ここの所また台頭してきた男性声優ソロ歌手活動。同時期に
鈴村健一、宮野真守がアルバム新譜マキシなどリリースという流れの中で
とりあえずの比較で考えると、こちらの小野大輔はかなり素の魅力を
前面に押し出している印象が強い。同様に本人の人柄や個性が自作歌詞
にて思う存分表現されている鈴村ほどの器用さはないが、それでもどこか
一昔前の素朴さを、てらうことなく飾らない歌唱に乗せている小野の作品群は
本人に感じるままの印象で好感を持つと同時に、難を言えば逆にその
真っ直ぐさから、以前から全面的に楽曲プロデュースを行っているであろう
コンポーザーである渡辺拓也の色合いが強すぎるきらいがあるような印象を受ける。
レーベルや方針の違いもあるだろうが、様々なアーティストの楽曲提供を
敢えて受けているように見える宮野真守とも当然異なる。左記のように
基本的に歌唱力で勝負するタイプではない。それでも様々なキャラソンを歌いこなし、
その"歌演技"の存在感には定評があるだけに今後もっと幅広いチャレンジを
さらに続けていって欲しいとも感じる、伸びのよい美声の持ち主。
その「可能性」を感じる「プリズム」や「ダイアモンドダスト」「真夏のスピカ」...
正直器用に男女のロマンスを歌うほどの甘さは持ち合わせていない。
それでもどことなく柔和な甘いマスクでありながら、その裏表のない人柄に
嘘のつけない純粋さを感じ、それが如実に反映されている、ひたむきな歌唱に
聞き入る切っ掛けをくれる。
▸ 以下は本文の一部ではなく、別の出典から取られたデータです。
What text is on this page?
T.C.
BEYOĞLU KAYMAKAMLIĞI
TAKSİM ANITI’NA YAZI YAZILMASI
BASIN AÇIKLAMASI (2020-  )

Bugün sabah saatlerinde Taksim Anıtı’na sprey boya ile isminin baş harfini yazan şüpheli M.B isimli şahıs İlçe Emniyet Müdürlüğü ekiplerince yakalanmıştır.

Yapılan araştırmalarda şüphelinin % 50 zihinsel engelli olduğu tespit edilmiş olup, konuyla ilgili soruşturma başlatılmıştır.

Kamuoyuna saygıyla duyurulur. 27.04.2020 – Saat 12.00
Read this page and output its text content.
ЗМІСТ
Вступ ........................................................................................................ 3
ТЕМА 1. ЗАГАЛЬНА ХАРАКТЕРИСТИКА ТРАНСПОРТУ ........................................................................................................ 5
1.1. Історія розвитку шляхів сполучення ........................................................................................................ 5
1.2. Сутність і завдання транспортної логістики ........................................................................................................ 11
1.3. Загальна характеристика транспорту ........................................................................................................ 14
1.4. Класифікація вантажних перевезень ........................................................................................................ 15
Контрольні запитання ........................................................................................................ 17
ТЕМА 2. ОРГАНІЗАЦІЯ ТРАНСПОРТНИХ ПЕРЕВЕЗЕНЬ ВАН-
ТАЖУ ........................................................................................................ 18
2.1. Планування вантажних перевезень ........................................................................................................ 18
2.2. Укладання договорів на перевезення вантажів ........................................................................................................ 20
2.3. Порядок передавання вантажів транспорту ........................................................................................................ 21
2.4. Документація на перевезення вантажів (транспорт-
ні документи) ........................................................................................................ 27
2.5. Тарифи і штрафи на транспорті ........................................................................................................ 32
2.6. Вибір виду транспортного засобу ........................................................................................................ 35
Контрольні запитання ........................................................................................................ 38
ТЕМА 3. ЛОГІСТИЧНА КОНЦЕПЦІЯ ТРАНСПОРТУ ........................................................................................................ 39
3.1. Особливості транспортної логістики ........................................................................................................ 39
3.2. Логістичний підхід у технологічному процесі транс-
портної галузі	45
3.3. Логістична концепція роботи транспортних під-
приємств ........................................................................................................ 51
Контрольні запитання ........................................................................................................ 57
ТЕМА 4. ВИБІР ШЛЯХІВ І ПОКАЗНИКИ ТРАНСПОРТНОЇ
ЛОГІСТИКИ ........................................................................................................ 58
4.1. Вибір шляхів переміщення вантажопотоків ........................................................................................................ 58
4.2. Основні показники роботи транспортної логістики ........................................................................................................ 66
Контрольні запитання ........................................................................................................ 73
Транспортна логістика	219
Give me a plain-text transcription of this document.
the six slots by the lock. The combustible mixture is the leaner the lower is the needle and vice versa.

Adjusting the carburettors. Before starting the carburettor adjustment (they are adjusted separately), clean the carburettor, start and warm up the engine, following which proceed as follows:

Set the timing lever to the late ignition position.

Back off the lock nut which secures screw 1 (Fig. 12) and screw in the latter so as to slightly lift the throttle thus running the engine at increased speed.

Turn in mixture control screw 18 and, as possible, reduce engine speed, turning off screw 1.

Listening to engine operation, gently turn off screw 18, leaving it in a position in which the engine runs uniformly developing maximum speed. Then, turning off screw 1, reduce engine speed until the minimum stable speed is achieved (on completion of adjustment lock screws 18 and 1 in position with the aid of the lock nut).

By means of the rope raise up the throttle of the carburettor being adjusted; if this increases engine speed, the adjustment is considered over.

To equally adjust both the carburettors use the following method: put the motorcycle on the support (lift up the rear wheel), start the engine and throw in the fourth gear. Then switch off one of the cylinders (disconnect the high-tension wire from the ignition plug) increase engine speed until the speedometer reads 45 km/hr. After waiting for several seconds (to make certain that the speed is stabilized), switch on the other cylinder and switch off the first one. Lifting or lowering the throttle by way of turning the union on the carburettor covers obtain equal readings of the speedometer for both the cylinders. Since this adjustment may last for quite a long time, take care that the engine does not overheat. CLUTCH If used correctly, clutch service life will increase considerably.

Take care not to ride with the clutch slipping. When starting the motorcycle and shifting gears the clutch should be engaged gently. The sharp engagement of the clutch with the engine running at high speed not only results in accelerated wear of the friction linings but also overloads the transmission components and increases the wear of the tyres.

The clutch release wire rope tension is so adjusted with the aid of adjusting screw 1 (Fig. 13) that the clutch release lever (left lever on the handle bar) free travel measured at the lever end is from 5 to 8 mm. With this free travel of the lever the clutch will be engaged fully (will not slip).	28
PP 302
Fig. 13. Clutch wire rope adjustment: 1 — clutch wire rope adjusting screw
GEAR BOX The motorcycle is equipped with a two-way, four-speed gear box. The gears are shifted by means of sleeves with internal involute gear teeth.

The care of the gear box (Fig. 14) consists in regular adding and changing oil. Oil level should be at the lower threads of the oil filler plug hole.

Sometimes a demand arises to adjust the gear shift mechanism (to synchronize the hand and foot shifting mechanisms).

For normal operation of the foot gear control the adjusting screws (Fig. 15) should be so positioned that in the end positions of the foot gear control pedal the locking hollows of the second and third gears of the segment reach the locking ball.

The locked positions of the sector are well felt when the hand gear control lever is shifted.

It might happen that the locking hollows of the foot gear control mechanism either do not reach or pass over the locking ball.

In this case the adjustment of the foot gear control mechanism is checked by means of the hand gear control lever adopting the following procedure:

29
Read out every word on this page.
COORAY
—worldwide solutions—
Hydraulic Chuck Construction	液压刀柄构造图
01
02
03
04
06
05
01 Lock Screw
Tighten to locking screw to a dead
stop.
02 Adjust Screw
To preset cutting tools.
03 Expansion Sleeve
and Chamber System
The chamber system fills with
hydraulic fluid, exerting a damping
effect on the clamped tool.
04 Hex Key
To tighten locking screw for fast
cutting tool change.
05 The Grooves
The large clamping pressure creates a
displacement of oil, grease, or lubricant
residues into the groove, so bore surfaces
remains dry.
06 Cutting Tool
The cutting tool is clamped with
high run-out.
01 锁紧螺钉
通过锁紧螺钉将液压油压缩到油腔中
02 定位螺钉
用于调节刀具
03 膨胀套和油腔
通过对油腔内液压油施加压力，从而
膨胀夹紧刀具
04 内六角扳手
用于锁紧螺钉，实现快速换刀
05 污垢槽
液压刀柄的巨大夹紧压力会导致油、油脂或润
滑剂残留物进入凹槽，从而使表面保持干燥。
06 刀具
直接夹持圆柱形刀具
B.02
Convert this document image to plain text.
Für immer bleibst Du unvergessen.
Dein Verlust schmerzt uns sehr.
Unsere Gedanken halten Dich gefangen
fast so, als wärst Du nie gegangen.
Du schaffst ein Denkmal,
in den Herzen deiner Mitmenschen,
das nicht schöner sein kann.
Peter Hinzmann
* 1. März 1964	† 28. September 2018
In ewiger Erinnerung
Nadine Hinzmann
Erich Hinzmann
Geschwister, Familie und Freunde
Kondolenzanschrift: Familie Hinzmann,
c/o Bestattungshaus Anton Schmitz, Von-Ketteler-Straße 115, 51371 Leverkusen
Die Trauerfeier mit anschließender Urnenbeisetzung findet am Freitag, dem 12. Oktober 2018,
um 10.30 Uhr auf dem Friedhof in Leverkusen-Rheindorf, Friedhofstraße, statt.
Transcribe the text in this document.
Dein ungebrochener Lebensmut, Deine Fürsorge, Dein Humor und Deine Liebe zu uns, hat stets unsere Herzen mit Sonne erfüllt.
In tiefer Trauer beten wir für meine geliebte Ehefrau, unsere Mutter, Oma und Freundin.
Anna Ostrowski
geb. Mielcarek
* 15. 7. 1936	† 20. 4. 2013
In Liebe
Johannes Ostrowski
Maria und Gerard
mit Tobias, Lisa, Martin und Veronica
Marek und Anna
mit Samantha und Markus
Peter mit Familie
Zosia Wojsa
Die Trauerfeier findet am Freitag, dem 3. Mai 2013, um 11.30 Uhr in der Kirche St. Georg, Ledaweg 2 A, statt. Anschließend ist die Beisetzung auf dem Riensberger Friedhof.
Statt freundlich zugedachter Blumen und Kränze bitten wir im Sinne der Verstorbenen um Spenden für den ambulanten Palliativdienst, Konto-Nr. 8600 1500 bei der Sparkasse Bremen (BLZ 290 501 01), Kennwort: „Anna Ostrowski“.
それだけに単調に流れてしまいがちな楽曲群の変化の
なさを残念に感じながら、それでもそれをよしとするか否とするかはファンなど
受け手側の判断に委ねる部分が大きいというのも、やはり声優アルバムならでは。
雑誌インタビューにて「歌や写真などの声優以外の仕事は御褒美のようなもの」
と語っており、さらに自身の声優としての来歴についても、これまで何度か
味わった挫折を繰り返し、その度に支えてくれた人たちがいたからこそ、とも。
その思いを綴ったラストの「ありがとう」は感動的な良作。思えば本アルバムは、
そんな彼自身の飾らない思いの結晶でもあるのかもしれない。冒頭オリジナル曲
「春空」も「try&errorを繰り返しながら、それでも前に進んでいく」―そんな
力強く爽やかな意思表示でもある。タイトル『風花』とは早春に舞う儚い雪片...
声優としての基盤をまず見失わず、それでも歌に顔出しにマルチな
展開を惜しまない。かつてのベテラン水島裕や井上和彦などが歩んだ、
けれどさらに進化した今時の男性声優像は、もっと清く正しく
柔軟にあるべきと無意識のうちに声高に叫んでいるようである。